Experts Tackle Effectiveness of Welfare Reform at Symposium on 'Fighting Poverty in the Post-Welfare Era'

By limiting lifetime welfare benefits to sixty months, the Welfare Reform Act of August 1996 abolished the safety net needy families had relied on for the past six decades. Academics and practitioners have been engaged in a heated debate about the likely impacts of welfare reform. Will states succeed in moving people from welfare to jobs, especially if there is an economic downturn? What kind of support policies are needed to enable welfare recipients to get and keep a job? How can we create enough jobs at a living wage? And which policies will be most effective to support people who fall through the cracks of welfare reform?

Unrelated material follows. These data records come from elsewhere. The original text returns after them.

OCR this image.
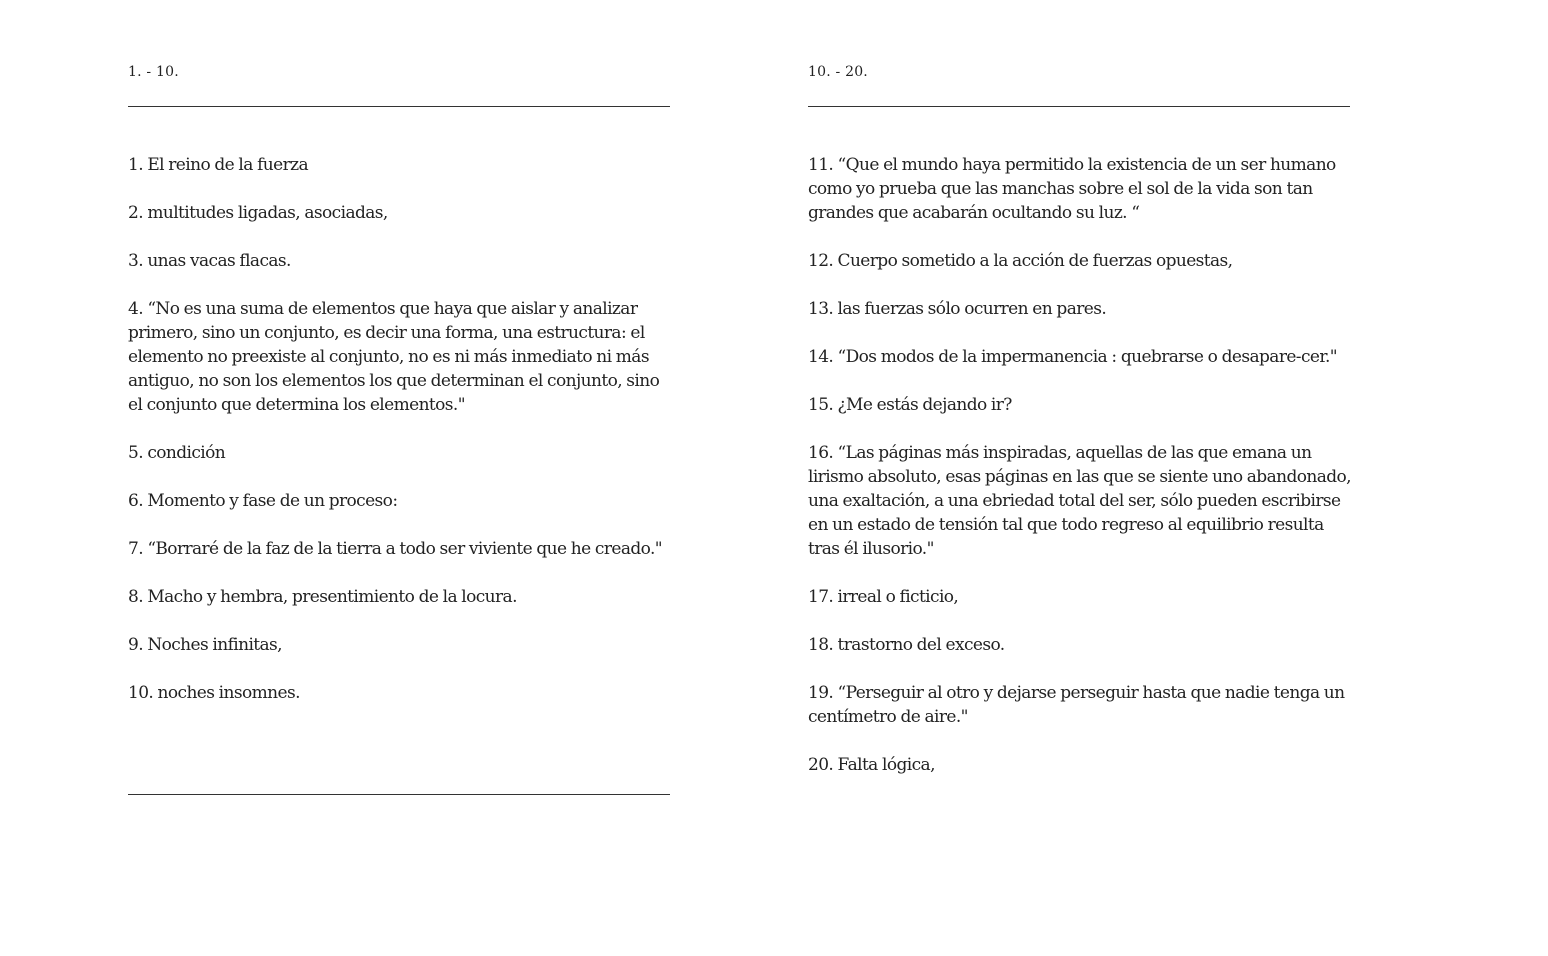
1. - 10.
1. El reino de la fuerza
2. multitudes ligadas, asociadas,
3. unas vacas flacas.
4. “No es una suma de elementos que haya que aislar y analizar primero, sino un conjunto, es decir una forma, una estructura: el elemento no preexiste al conjunto, no es ni más inmediato ni más antiguo, no son los elementos los que determinan el conjunto, sino el conjunto que determina los elementos."
5. condición
6. Momento y fase de un proceso:
7. “Borraré de la faz de la tierra a todo ser viviente que he creado."
8. Macho y hembra, presentimiento de la locura.
9. Noches infinitas,
10. noches insomnes.
10. - 20.
11. “Que el mundo haya permitido la existencia de un ser humano como yo prueba que las manchas sobre el sol de la vida son tan grandes que acabarán ocultando su luz. “
12. Cuerpo sometido a la acción de fuerzas opuestas,
13. las fuerzas sólo ocurren en pares.
14. “Dos modos de la impermanencia : quebrarse o desapare-cer."
15. ¿Me estás dejando ir?
16. “Las páginas más inspiradas, aquellas de las que emana un lirismo absoluto, esas páginas en las que se siente uno abandonado, una exaltación, a una ebriedad total del ser, sólo pueden escribirse en un estado de tensión tal que todo regreso al equilibrio resulta tras él ilusorio."
17. irreal o ficticio,
18. trastorno del exceso.
19. “Perseguir al otro y dejarse perseguir hasta que nadie tenga un centímetro de aire."
20. Falta lógica,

The Center for Leadership and Public Interest Advocacy has invited four prominent experts with opposing points of view to examine the success or failure of current directions in welfare policy and to debate both the likely outcome of current reforms and what actions should be taken now to address the persistence of poverty in the fifty states. The symposium, titled "Fighting Poverty in the Post-Welfare Era: A Debate," will take place April 24 at 7:30 pm in the art museum's Gamble Auditorium.

Moderated by New York Times reporter Jason DeParle, who has written extensively on welfare and social issues, the debate will include these panelists: Mary Jo Bane, the John F. Kennedy School of Government, Harvard University; Diane Dujon, Center for Community and Public Service, UMass/Boston; Frances Fox Piven, City University of New York; and, Lawrence Mead, New York University.

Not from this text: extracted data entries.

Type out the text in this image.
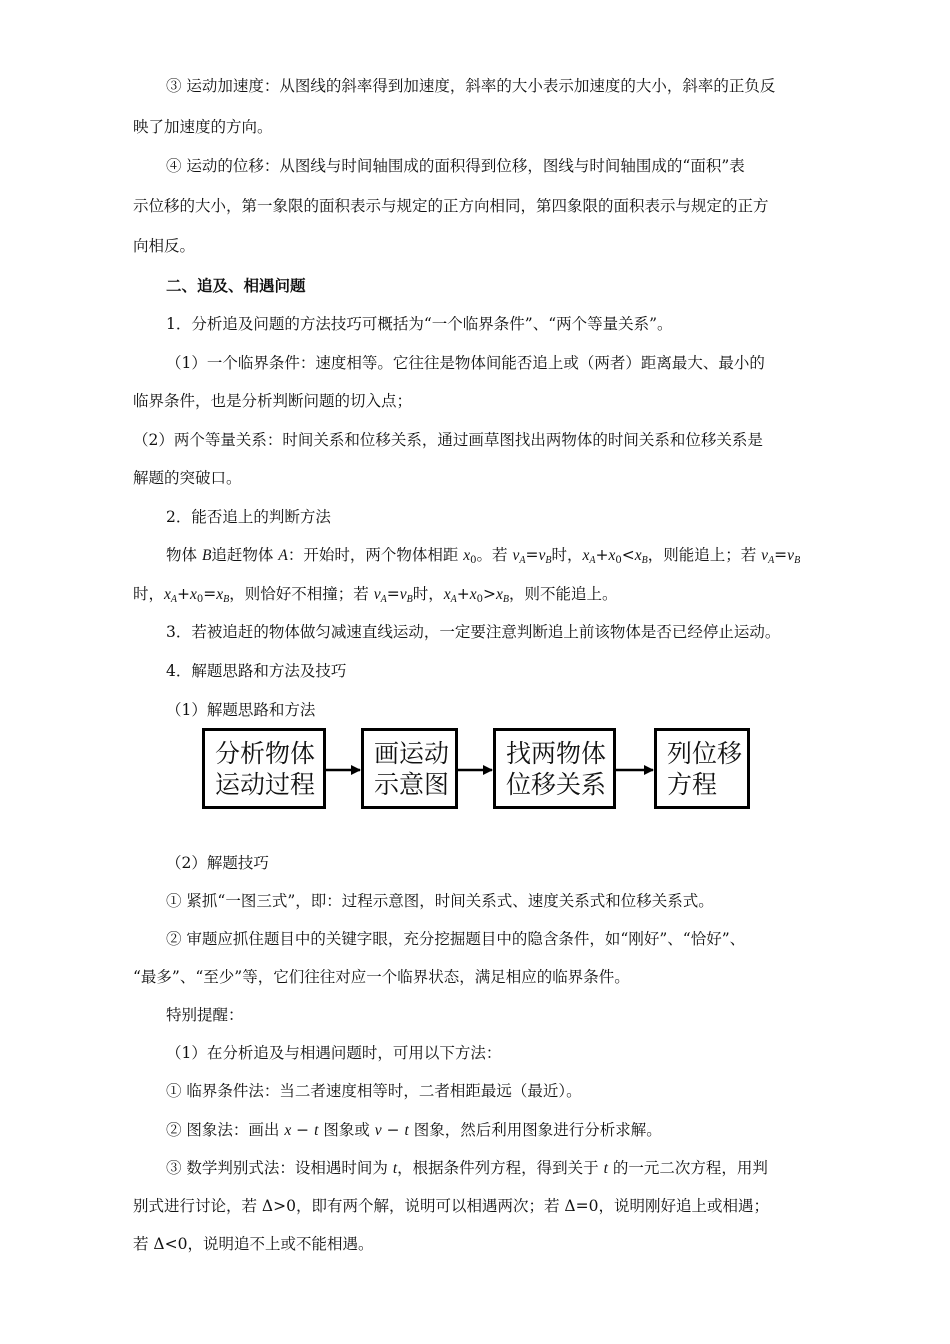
③ 运动加速度：从图线的斜率得到加速度，斜率的大小表示加速度的大小，斜率的正负反
映了加速度的方向。
④ 运动的位移：从图线与时间轴围成的面积得到位移，图线与时间轴围成的“面积”表
示位移的大小，第一象限的面积表示与规定的正方向相同，第四象限的面积表示与规定的正方
向相反。
二、追及、相遇问题
1．分析追及问题的方法技巧可概括为“一个临界条件”、“两个等量关系”。
（1）一个临界条件：速度相等。它往往是物体间能否追上或（两者）距离最大、最小的
临界条件，也是分析判断问题的切入点；
（2）两个等量关系：时间关系和位移关系，通过画草图找出两物体的时间关系和位移关系是
解题的突破口。
2．能否追上的判断方法
物体 B追赶物体 A：开始时，两个物体相距 $x_0$。若 $v_A=v_B$时，$x_A+x_0<x_B$，则能追上；若 $v_A=v_B$
时，$x_A+x_0=x_B$，则恰好不相撞；若 $v_A=v_B$时，$x_A+x_0>x_B$，则不能追上。
3．若被追赶的物体做匀减速直线运动，一定要注意判断追上前该物体是否已经停止运动。
4．解题思路和方法及技巧
（1）解题思路和方法
分析物体
运动过程
画运动
示意图
找两物体
位移关系
列位移
方程
（2）解题技巧
① 紧抓“一图三式”，即：过程示意图，时间关系式、速度关系式和位移关系式。
② 审题应抓住题目中的关键字眼，充分挖掘题目中的隐含条件，如“刚好”、“恰好”、
“最多”、“至少”等，它们往往对应一个临界状态，满足相应的临界条件。
特别提醒：
（1）在分析追及与相遇问题时，可用以下方法：
① 临界条件法：当二者速度相等时，二者相距最远（最近）。
② 图象法：画出 x − t 图象或 v − t 图象，然后利用图象进行分析求解。
③ 数学判别式法：设相遇时间为 t，根据条件列方程，得到关于 t 的一元二次方程，用判
别式进行讨论，若 Δ>0，即有两个解，说明可以相遇两次；若 Δ=0，说明刚好追上或相遇；
若 Δ<0，说明追不上或不能相遇。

"No issue goes to the heart of what role government can or should play regarding the well-being of our citizens more than the effectiveness of programs aimed at giving the disadvantaged the options and opportunities to live decent, productive lives," said center director Eva Paus. "The Center for Leadership and Public Interest Advocacy is committed to fostering solid understandings of the key issues facing our society and of the different approaches toward solving them as a necessary condition for both effective public interest advocacy and decision-making in the private sector."